Nossas diferenças
Como repórter de Política,
frequento ambientes que não coincidem, exatamente, com a minha classe social.
Dado um certo deslocamento, que é natural, não chego a destoar tanto - eu
imagino - por conta da etiqueta que aprendi, com o tempo, a manejar, para garantir
certa discrição.
Esse intercâmbio de universos
(econômico, social e cultural) distintos, entretanto, faz parte da liturgia do
jornalismo, uma vez que contar fatos políticos, muitas vezes, depende de
transitar por espaços de poder e conviver - num certo nível de intimidade - com
pessoas que nunca frequentarão a minha casa.
A vivência com pessoas ligadas ao
poder, ou de classes sociais superiores, em atos políticos formais, festas,
solenidades, bares, cinemas, teatros e eventos acadêmicos, nesse sentido, gera
um estranhamento que sempre me assalta a imaginação, quando estou caminhando
pelas ruas do Centro do Recife, ou distraído na janela do ônibus.
"Por que nunca encontro
fulano na estação de BRT da Praça do Derby?" ou "Por que nunca vi
beltrano tomando um café no São Braz do Shopping Boa Vista?" são dúvidas
que me tomam, inconscientemente. Cheguei à conclusão de que existe, sim, um
abismo que se confirma no cotidiano. E é palpável.
Talvez por eu ter vivido parte da
minha vida numa cidade do interior, essas separações, pequenas fraturas sociais
me saltam aos olhos com certo espanto aqui no Recife, já que no interior, mesmo
ricos e pobres conseguem falar sobre os mesmos assuntos com mais naturalidade.
No interior, ricos e pobres se
vestem com a melhor roupa para assistir a um show de forró na festa do santo
padroeiro da cidade. Aqui no Recife, por sua vez, há uma incomunicabilidade -
perceptível no ar, eu diria - entre as pessoas que acompanham, "na
pipoca", um trio elétrico do Galo da Madrugada e as que assistem ao desfile
no camarote.
Pior é constatar como o dia a dia
do Centro do Recife, por exemplo, tornou-se um lugar impraticável para uma
convivência recreativa entre pessoas de universos socioeconômicos distintos.
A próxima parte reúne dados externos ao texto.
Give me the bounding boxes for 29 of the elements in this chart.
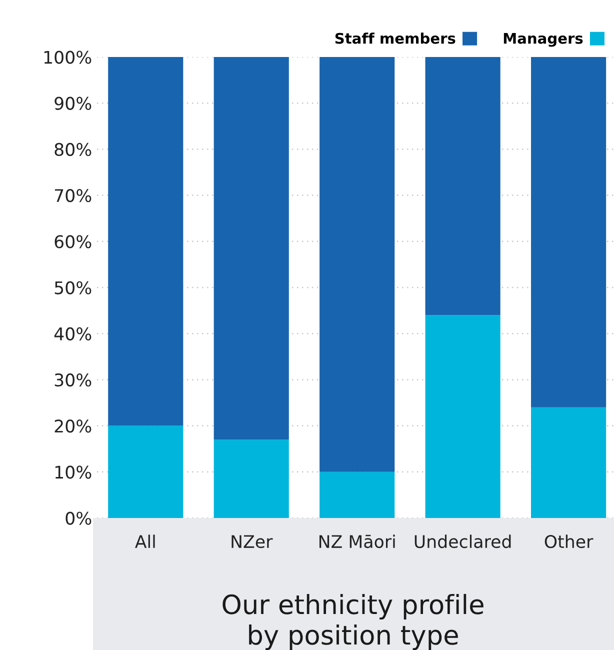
x-tick-label: NZer — [232, 535, 273, 548]
y-tick-label: 100% — [44, 50, 92, 64]
legend-label: Staff members — [335, 32, 456, 44]
bar — [108, 426, 184, 518]
y-tick-label: 40% — [54, 327, 92, 340]
legend-label: Managers — [504, 33, 583, 47]
x-tick-label: NZ Māori — [319, 534, 395, 548]
bar — [531, 57, 606, 408]
bar — [320, 472, 395, 518]
text: Our ethnicity profile by position type — [222, 594, 484, 650]
y-tick-label: 70% — [54, 189, 92, 202]
bar — [531, 407, 606, 518]
y-tick-label: 50% — [54, 281, 92, 294]
x-tick-label: Undeclared — [414, 534, 511, 548]
bar — [320, 57, 395, 472]
x-tick-label: All — [135, 534, 155, 548]
y-tick-label: 20% — [54, 420, 92, 433]
x-tick-label: Other — [544, 534, 594, 548]
y-tick-label: 10% — [55, 466, 92, 479]
y-tick-label: 60% — [54, 235, 92, 248]
bar — [214, 57, 289, 440]
bar — [425, 57, 500, 316]
bar — [425, 315, 500, 518]
y-tick-label: 30% — [54, 373, 92, 387]
y-tick-label: 90% — [54, 96, 92, 110]
y-tick-label: 0% — [66, 512, 92, 525]
bar — [108, 57, 184, 426]
bar — [214, 440, 289, 518]
y-tick-label: 80% — [54, 142, 92, 156]
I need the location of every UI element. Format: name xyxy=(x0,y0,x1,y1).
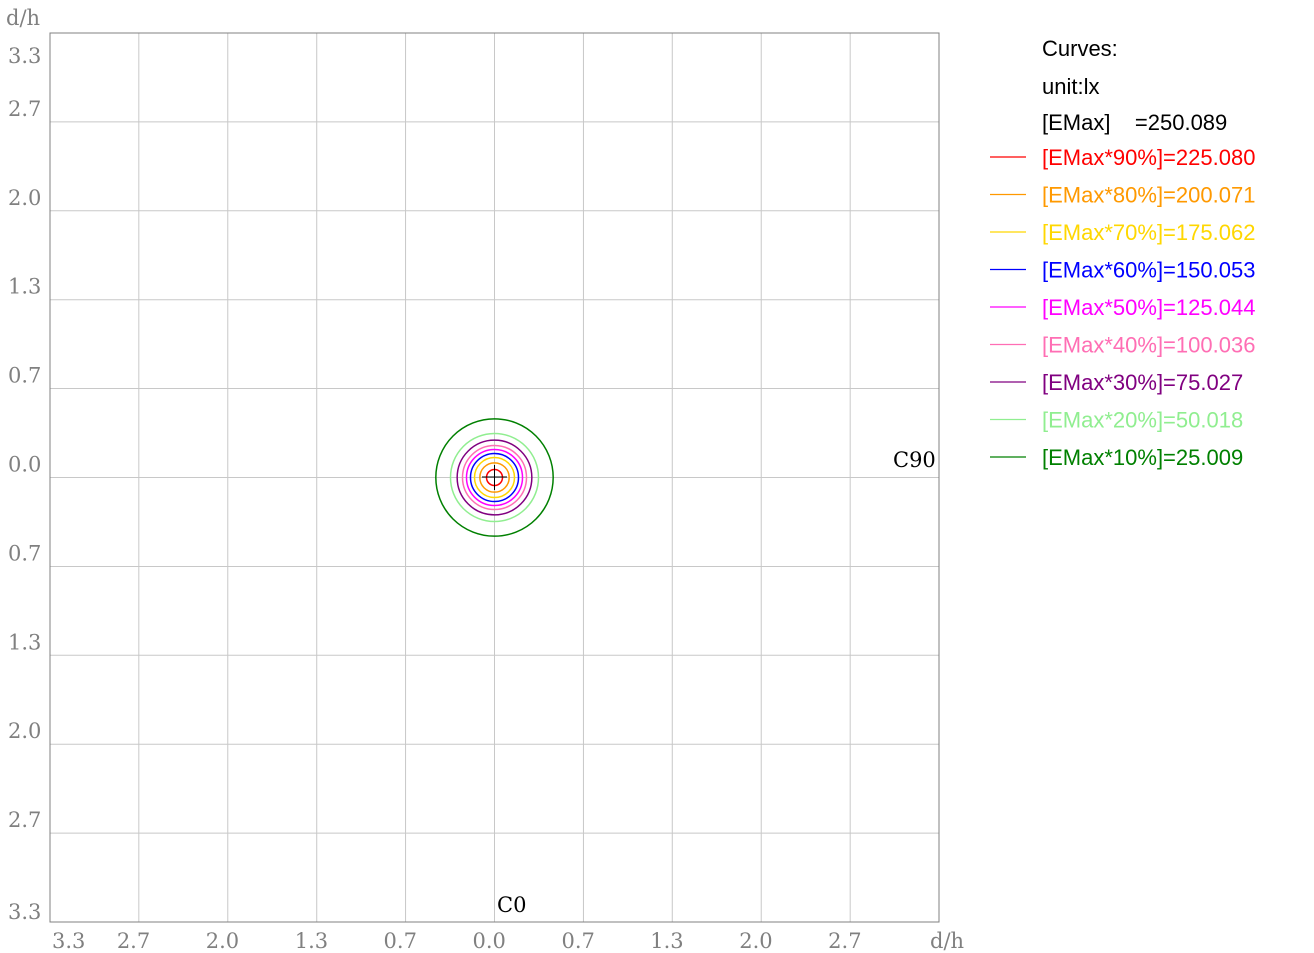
legend-entry: [EMax*20%]=50.018 xyxy=(1042,408,1243,433)
y-tick-label: 2.7 xyxy=(8,808,41,832)
y-axis-ticks: 3.3 2.7 2.0 1.3 0.7 0.0 0.7 1.3 2.0 2.7 3.3 xyxy=(8,44,41,924)
x-tick-label: 3.3 xyxy=(52,929,85,953)
isolux-contour xyxy=(461,444,528,511)
y-tick-label: 2.0 xyxy=(8,186,41,210)
y-tick-label: 0.7 xyxy=(8,541,41,565)
x-axis-unit: d/h xyxy=(930,929,964,953)
isolux-contours xyxy=(435,418,554,537)
legend-entry: [EMax*90%]=225.080 xyxy=(1042,145,1255,170)
x-tick-label: 2.0 xyxy=(206,929,239,953)
legend-title: Curves: xyxy=(1042,36,1118,61)
isolux-contour xyxy=(479,462,510,493)
c90-label: C90 xyxy=(893,448,936,472)
x-tick-label: 1.3 xyxy=(295,929,328,953)
x-tick-label: 0.7 xyxy=(561,929,594,953)
legend-entry: [EMax*70%]=175.062 xyxy=(1042,220,1255,245)
isolux-contour xyxy=(473,456,516,499)
y-tick-label: 1.3 xyxy=(8,275,41,299)
y-axis-unit: d/h xyxy=(6,6,40,30)
legend-entry: [EMax*10%]=25.009 xyxy=(1042,445,1243,470)
y-tick-label: 2.0 xyxy=(8,719,41,743)
isolux-contour xyxy=(469,452,520,503)
x-axis-ticks: 3.3 2.7 2.0 1.3 0.7 0.0 0.7 1.3 2.0 2.7 xyxy=(52,929,862,953)
y-tick-label: 0.0 xyxy=(8,453,41,477)
y-tick-label: 3.3 xyxy=(8,44,41,68)
plot-frame xyxy=(49,32,940,923)
legend-entry: [EMax*80%]=200.071 xyxy=(1042,183,1255,208)
isolux-contour xyxy=(465,448,524,507)
legend-entry: [EMax*50%]=125.044 xyxy=(1042,295,1255,320)
legend-entry: [EMax*30%]=75.027 xyxy=(1042,370,1243,395)
legend: Curves: unit:lx [EMax] =250.089 [EMax*90… xyxy=(990,36,1255,470)
legend-entry: [EMax*40%]=100.036 xyxy=(1042,333,1255,358)
c0-label: C0 xyxy=(497,893,526,917)
isolux-contour xyxy=(456,439,533,516)
y-tick-label: 2.7 xyxy=(8,97,41,121)
y-tick-label: 0.7 xyxy=(8,364,41,388)
x-tick-label: 1.3 xyxy=(650,929,683,953)
y-tick-label: 3.3 xyxy=(8,900,41,924)
center-crosshair xyxy=(482,465,507,490)
x-tick-label: 2.7 xyxy=(828,929,861,953)
x-tick-label: 0.7 xyxy=(384,929,417,953)
x-tick-label: 2.7 xyxy=(117,929,150,953)
legend-unit: unit:lx xyxy=(1042,74,1099,99)
legend-emax: [EMax] =250.089 xyxy=(1042,110,1227,135)
isolux-contour xyxy=(449,432,540,523)
y-tick-label: 1.3 xyxy=(8,630,41,654)
legend-entry: [EMax*60%]=150.053 xyxy=(1042,258,1255,283)
isolux-contour xyxy=(435,418,554,537)
x-tick-label: 0.0 xyxy=(473,929,506,953)
x-tick-label: 2.0 xyxy=(739,929,772,953)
É, antes, o lugar da plebe e da
carência, das pessoas que vivenciam o real implacável, daquelas que pechincham
o molho de coentro e o material escolar das crianças, das que se satisfazem com
a promoção de coxinha e copo de refrigerante por R$ 2. E muita gente rica, que
vive no ar condicionado, debaixo dos seus lustres, talvez não saiba o que, de
fato, isso é.
Me perco em vacilações sobre o
futuro: será que, se eu enriquecesse e ascendesse socialmente, abandonaria de
vez, também, esse universo de desafios reais que é o Centro da cidade ou a
periferia e suas ruas estreitas, de comércios ambulantes e informais?
Sinceramente não sei, mas tenho
certeza de que o mundo ideal é muito distante. Esses dois mundos, mínimos,
elementares, não se comunicam e é, talvez, um privilégio meu, enquanto
repórter, transitar entre duas faces tão desiguais da vida em sociedade. Enfim.